Bulaşık yıkamaya gelince, Bay Harrison, yağmurlu bir pazar gelmediği müddetçe bu işi yaparmış gibi görünmekle bile uğraşmazdı. Sonra işe koyulur ve hepsini fıçıdaki yağmur suyu ile yıkadıktan sonra kurumaya bırakırdı.

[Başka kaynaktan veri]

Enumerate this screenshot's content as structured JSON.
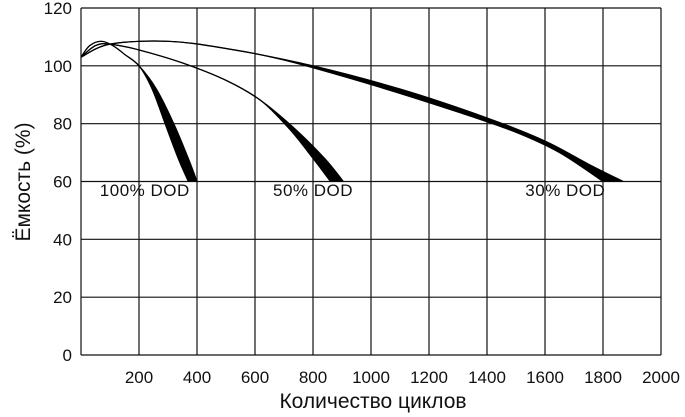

Denildiği gibi Bay Harrison “içine kapanık” bir insandı. Papaz Bay Allan’ın maaşına katkıda bulunması istendiğinde ilk olarak onun vaazından kaç dolarlık fayda elde edeceğini görmek üzere bekleyeceğini söyledi. Bir şeyi gözü kapalı almayı düşünmezdi. Bayan Lynde, misyonerliklere katkıda bulunmasını istediğinde, bu bahaneyle de evini görecekti, Avonlea’deki kocakarı dedikoducuları arasında bildiği bütün yerlerden daha fazla kâfir olduğunu söyledi ve eğer bu kişileri Hristiyanlaştırma misyonunu üstlenirse seve seve katkıda bulunacağını ekledi. Oradan uzaklaşan Bayan Rachel, eviyle gurur duyan Bayan Robert Bell’in mezarının güvenliğinde olmasının bir lütuf olduğunu çünkü yuvasının hâlini görmenin kadını kahredeceğini söyledi.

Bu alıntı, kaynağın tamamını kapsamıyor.